Em 1998, o dr. Thomas Stoltz Harvey finalmente transferiu as amostras remanescentes do cérebro de Einstein e a documentação associada para o patologista Elliot Krauss, no Hospital Médico de Princeton, devolvendo simbolicamente o material à instituição onde a apropriação inicial ocorreu. Após o caso, Harvey perdeu seu emprego no Hospital de Princeton e viveu uma vida reservada, trabalhando como patologista em diferentes cidades.

O cientista que deu mais peso à necessidade de saber do que com a ética de como saber faleceu em 5 de abril de 2007, aos 94 anos, em Lawrenceville, Nova Jersey. Sua morte, causada por complicações de um derrame, foi noticiada discretamente, encerrando a trajetória de um homem cuja obsessão por entender a genialidade de Einstein deixou um legado científico e ético complexo. Após seu falecimento, as amostras foram posteriormente transferidas para o Museu Nacional de Saúde e Medicina dos Estados Unidos em Silver Spring, Maryland, onde permanecem até o presente como parte de sua coleção neuroanatômica.

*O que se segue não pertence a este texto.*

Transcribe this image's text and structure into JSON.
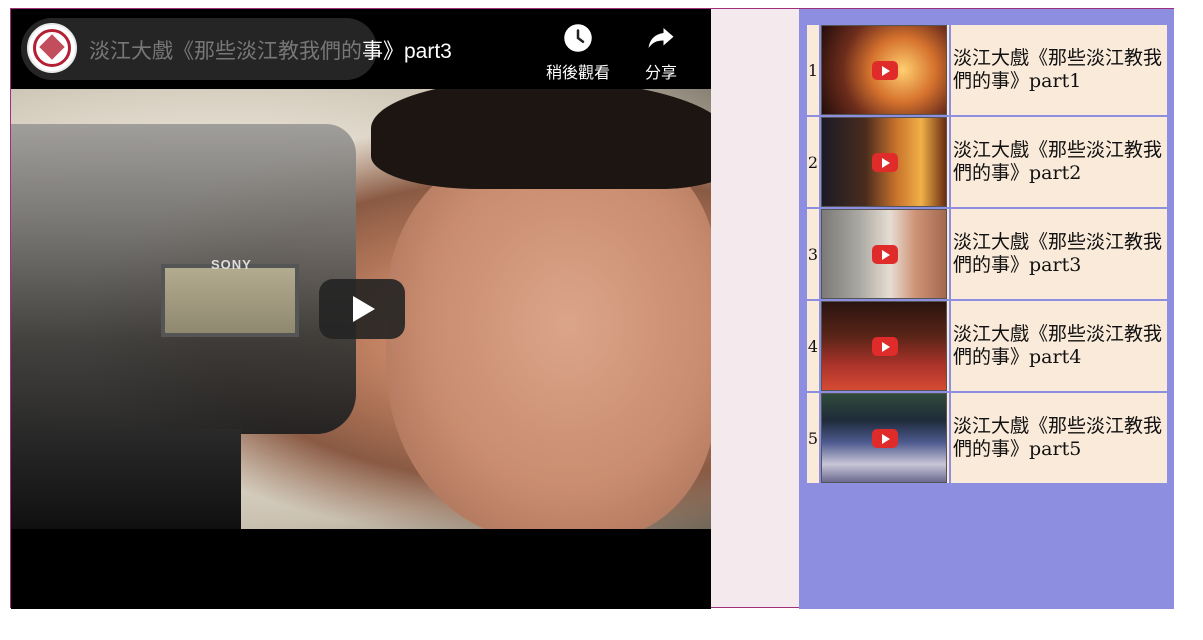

Mais do que um aprendizado sobre neuroanatomia, o caso permanece um estudo significativo para bioeticistas, historiadores da medicina e neurocientistas, ilustrando tensões fundamentais entre avanço científico e padrões éticos, e entre direitos individuais e potencial benefício coletivo. Ele representa um marco na evolução da ética de pesquisa biomédica e na compreensão neurocientífica da base biológica da cognição excepcional.
O legado deste episódio continua a fazer parte das discussões contemporâneas sobre ética em pesquisa, protocolos para aquisição e estudo de tecidos humanos, e os limites apropriados da investigação científica.
Porque, em última análise, cientistas são pessoas e pessoas estão sempre sujeitas às características que nos faz humanos, mesmo que essas características possam ou não serem consideradas erradas.
O preço da liberdade da pesquisa científica é a eterna vigilância.